Filhos são piores que a encomenda
Minha filha tinha três anos quando eu lhe disse que estava grávida de sua irmãzinha. Após alguma hesitação e com grande despeito, ela rebateu: “Meu pai também vai me dar um bebê”. Eis aí um bom exemplo doméstico de como e quando começam a se esboçar nossos planos de ter filhos. Por amor aos pais, mas também para tomar seu lugar, nos fazemos essa promessa. Bonecas, animais domésticos e os próprios irmãos podem servir de cobaias, enquanto a prole não vem.
Ter filhos é algo que nem sempre se deseja de fato, embora a ideia de tê-los seja uma fantasia inconsciente perene. Ao longo da vida, essa fantasia pode ser transformada em coisas mais adequadas para nós e não é à toa que chamamos nossas realizações mais importantes de “filhos que colocamos no mundo”. Quando na vida adulta, resolvemos ter uma descendência de carne e osso, o sonho que a impulsiona é tão fantasioso e primitivo quanto o de minha filha aos três: bebês maravilhosos que receberemos dos próprios deuses. A criança maravilhosa é uma combinação de tudo de bom que queríamos ter sido para os pais, com a grandiosidade que imaginamos ter sido de fato. Ou seja, “crème
de la crème” de si mesmo!
Embora seja de uma fantasia onipotente que se nutre nosso amor pelos filhos —fantasia inconfessa e mal disfarçada até para nós mesmos—, não há porque envergonhar-se desse fato. Basta reconhecer que o amor de nossos pais por nós bebe da mesma fonte narcisista. Com o tempo eles se acostumam com a gente, nós nos acostumamos com eles e um amor mais honesto pode até surgir.
E eis que os filhos nascem em sua previsível falibilidade, caindo bem longe da árvore frondosa que imaginávamos ser e bem mais perto do arbusto rasteiro que de fato somos. “Longe da Árvore”, por sinal, é o nome do livro de Andrew Solomon que fala desse desencontro. Se nosso narcisismo não ficar ferido de morte, o luto tem chance de nos levar a uma relação satisfatória com os filhos e, de quebra, à oportunidade de rever nossas ambições megalomaníacas para nós mesmos. O pior que podemos fazer é forçar a barra para que os filhos deem conta do bebê que havíamos encomendado em nossos sonhos.

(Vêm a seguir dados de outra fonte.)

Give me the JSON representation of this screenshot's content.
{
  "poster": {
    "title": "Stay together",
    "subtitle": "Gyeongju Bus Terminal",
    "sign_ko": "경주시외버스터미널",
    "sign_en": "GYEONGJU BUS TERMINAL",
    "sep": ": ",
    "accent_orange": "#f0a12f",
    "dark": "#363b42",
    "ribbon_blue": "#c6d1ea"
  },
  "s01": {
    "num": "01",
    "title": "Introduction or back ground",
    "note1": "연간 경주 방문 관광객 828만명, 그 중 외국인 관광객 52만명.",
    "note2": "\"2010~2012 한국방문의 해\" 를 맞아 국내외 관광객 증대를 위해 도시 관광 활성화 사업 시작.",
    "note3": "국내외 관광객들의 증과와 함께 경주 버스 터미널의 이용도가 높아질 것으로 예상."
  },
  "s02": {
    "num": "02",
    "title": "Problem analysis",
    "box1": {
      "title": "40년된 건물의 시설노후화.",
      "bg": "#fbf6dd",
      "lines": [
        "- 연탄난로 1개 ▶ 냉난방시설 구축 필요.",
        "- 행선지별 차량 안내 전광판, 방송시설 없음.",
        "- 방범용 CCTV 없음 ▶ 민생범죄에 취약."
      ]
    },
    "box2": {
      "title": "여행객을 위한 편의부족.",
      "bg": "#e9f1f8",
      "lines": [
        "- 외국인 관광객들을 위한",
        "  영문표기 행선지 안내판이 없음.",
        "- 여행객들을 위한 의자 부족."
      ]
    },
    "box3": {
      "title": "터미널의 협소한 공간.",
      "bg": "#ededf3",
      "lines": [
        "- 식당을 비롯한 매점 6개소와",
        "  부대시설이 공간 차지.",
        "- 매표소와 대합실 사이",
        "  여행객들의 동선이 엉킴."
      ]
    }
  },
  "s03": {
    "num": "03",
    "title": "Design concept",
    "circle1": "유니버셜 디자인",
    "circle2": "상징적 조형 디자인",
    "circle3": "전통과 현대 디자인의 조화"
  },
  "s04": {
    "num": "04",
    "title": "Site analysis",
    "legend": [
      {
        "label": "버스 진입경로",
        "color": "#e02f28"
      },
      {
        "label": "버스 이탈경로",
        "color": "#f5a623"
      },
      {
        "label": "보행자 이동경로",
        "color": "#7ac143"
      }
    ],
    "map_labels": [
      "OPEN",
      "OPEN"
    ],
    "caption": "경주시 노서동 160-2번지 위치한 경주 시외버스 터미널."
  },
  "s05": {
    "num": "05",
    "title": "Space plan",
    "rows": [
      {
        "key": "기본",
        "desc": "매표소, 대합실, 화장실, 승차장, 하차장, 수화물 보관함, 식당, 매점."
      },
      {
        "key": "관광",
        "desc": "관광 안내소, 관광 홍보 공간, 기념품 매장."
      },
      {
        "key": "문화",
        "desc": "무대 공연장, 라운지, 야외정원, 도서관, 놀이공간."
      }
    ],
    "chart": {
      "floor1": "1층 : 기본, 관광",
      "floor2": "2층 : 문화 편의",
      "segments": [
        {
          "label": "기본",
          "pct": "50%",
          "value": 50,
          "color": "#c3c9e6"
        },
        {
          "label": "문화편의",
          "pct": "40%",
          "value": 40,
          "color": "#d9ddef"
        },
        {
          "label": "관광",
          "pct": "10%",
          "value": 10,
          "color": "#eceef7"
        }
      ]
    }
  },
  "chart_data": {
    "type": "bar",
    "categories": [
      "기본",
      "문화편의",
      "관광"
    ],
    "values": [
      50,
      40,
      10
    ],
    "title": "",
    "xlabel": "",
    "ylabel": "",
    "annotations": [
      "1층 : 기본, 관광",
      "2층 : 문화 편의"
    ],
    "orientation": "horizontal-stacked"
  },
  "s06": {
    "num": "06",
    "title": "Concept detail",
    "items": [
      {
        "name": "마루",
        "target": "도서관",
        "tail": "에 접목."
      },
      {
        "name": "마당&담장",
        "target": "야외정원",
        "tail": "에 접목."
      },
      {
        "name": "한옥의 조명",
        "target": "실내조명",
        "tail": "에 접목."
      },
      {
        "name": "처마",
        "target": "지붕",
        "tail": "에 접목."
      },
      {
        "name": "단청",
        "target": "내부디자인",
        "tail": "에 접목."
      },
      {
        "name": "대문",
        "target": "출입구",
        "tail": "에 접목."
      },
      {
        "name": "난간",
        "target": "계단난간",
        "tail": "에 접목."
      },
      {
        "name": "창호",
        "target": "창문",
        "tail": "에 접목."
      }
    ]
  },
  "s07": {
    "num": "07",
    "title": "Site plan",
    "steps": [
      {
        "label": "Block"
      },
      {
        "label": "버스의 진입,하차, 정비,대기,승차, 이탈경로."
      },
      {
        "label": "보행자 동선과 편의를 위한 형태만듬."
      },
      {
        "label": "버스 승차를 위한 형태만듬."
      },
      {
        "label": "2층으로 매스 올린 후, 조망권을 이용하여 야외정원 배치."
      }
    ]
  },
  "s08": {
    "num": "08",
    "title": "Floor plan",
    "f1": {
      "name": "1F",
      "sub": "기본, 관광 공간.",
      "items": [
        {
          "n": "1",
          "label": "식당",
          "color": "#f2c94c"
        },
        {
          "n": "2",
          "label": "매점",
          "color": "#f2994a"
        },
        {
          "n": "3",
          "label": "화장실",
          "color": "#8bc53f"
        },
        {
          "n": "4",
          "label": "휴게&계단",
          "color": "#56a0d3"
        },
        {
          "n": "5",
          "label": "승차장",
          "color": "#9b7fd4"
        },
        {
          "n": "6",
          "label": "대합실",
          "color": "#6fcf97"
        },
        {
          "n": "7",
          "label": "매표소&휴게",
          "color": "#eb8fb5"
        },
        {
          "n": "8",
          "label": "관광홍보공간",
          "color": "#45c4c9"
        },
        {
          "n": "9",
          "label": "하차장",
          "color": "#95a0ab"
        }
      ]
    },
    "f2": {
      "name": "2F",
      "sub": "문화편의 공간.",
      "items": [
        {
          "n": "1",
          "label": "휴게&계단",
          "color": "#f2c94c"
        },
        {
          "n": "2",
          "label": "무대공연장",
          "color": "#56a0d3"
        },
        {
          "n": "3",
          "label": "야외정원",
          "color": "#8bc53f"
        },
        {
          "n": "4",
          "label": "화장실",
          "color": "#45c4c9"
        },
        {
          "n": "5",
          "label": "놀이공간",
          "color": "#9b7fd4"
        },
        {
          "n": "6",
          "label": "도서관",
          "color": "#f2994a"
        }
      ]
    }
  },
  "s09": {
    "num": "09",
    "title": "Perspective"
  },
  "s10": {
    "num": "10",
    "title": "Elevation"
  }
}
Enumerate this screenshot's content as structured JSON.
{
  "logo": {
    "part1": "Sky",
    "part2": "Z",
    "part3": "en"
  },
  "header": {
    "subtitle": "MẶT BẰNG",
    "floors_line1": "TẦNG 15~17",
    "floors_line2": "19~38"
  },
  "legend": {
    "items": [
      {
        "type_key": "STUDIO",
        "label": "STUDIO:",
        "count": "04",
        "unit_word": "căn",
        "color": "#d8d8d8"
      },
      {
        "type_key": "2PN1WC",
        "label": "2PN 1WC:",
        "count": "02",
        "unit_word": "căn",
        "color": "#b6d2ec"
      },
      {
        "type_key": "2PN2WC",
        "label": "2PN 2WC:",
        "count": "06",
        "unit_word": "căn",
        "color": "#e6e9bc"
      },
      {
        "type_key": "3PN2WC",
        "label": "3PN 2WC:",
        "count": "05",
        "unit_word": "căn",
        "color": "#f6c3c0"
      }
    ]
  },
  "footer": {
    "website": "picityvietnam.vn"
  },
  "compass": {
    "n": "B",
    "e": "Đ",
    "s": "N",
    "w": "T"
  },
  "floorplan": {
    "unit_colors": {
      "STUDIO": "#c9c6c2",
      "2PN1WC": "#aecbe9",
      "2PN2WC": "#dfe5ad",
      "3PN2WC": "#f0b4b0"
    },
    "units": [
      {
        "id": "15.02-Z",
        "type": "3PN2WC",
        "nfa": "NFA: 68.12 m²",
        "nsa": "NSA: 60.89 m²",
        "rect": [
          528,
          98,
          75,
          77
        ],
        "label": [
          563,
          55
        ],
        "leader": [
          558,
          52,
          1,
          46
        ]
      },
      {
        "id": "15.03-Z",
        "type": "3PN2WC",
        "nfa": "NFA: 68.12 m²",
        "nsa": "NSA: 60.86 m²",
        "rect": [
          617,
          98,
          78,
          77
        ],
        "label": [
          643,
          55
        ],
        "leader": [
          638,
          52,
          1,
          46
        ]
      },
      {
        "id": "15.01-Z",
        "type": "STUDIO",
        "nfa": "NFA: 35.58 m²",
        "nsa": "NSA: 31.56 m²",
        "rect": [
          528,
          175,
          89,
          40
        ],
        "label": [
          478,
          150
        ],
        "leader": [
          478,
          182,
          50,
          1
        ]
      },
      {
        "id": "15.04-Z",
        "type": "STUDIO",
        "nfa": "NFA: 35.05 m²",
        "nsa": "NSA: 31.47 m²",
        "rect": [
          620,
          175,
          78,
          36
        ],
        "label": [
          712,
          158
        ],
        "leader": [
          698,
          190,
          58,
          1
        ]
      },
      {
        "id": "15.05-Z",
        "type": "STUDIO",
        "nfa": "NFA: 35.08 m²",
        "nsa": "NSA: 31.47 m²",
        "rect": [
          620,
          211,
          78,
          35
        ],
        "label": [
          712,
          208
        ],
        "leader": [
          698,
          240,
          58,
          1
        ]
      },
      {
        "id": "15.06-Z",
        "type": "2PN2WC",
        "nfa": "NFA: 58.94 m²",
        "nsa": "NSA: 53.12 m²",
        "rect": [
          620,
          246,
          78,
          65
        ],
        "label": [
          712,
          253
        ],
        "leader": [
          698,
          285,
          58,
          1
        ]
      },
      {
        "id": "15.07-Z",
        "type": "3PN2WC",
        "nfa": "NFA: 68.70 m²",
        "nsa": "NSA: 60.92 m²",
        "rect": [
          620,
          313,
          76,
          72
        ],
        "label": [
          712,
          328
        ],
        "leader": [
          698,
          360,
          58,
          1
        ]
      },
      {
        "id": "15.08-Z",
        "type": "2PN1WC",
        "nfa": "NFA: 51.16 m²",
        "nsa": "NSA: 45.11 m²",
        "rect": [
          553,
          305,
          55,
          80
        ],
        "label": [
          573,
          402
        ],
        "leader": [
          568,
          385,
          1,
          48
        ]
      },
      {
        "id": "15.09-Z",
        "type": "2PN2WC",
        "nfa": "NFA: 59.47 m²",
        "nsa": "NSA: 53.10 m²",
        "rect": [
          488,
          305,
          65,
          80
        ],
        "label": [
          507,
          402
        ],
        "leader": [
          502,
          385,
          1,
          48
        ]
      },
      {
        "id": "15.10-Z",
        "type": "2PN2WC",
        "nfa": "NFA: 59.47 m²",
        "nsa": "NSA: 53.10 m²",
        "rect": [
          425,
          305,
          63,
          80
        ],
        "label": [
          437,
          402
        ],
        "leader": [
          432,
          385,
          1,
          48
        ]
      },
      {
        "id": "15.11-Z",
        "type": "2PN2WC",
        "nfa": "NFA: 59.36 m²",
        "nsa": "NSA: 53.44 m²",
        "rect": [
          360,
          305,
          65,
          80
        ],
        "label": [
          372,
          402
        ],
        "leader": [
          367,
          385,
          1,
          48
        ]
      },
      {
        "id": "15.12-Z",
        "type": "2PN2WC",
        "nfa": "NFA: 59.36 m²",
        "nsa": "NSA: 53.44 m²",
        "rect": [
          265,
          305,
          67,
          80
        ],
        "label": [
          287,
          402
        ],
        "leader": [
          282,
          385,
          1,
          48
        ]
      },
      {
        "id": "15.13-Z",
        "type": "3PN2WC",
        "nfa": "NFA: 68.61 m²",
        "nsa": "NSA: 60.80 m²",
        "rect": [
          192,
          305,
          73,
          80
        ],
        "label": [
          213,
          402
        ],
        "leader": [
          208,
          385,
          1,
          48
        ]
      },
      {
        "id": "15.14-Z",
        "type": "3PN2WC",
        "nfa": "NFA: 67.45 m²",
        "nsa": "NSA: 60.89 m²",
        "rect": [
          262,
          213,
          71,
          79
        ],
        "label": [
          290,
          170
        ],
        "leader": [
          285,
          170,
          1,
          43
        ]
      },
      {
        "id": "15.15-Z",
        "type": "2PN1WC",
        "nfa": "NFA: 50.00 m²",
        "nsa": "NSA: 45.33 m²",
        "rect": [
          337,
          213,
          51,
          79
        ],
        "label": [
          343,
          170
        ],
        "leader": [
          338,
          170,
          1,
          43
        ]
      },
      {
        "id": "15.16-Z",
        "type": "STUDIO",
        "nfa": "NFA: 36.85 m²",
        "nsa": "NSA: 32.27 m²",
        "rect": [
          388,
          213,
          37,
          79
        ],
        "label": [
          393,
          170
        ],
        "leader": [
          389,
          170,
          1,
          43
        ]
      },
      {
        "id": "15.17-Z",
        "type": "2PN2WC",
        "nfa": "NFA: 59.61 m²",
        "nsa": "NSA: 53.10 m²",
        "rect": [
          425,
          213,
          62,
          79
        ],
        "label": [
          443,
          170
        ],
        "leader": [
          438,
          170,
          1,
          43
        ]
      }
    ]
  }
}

Sílvia Calderoni, na peça “MDLSX” apresentada na Mostra Internacional de Teatro 2019, encena inesquecivelmente essa problemática. A peça é baseada em trechos do livro “Middlesex” (Jeffrey Eugenides, 2003) e na autobiografia da atriz. Sílvia revela como sua figura andrógina obrigou a família a lidar com o desafio de ter um membro diferente das convenções de gênero. Calliope, personagem do livro de Eugenides, vai um pouco além. Tendo sido criada como menina desde o nascimento, descobre na adolescência caracteres masculinos e passa a ser considerada uma aberração médica. Foge de casa ao descobrir que pretendem operá-la com o intuito de que possa parecer mulher e casar-se algum dia, mesmo que isso lhe custe a perda de parte do corpo e do prazer sexual. Exemplo radical do desmantelamento do sonho dos pais, mas também dos imperativos sexuais de nossa época. Casos de mutilação genital que sofrem algumas crianças que não se encaixam na paleta azul/rosa da cultura são controversos e nem sempre esses sujeitos são reconhecidos em seu possível desejo de bancar a diferença. Mas não precisamos ir tão longe, pois todos nós, em maior ou menor grau, permanente ou circunstancialmente, somos fonte de decepção para nossos pais. Eles também o são para nós. Moral da história: aceita que dói menos. Muito menos.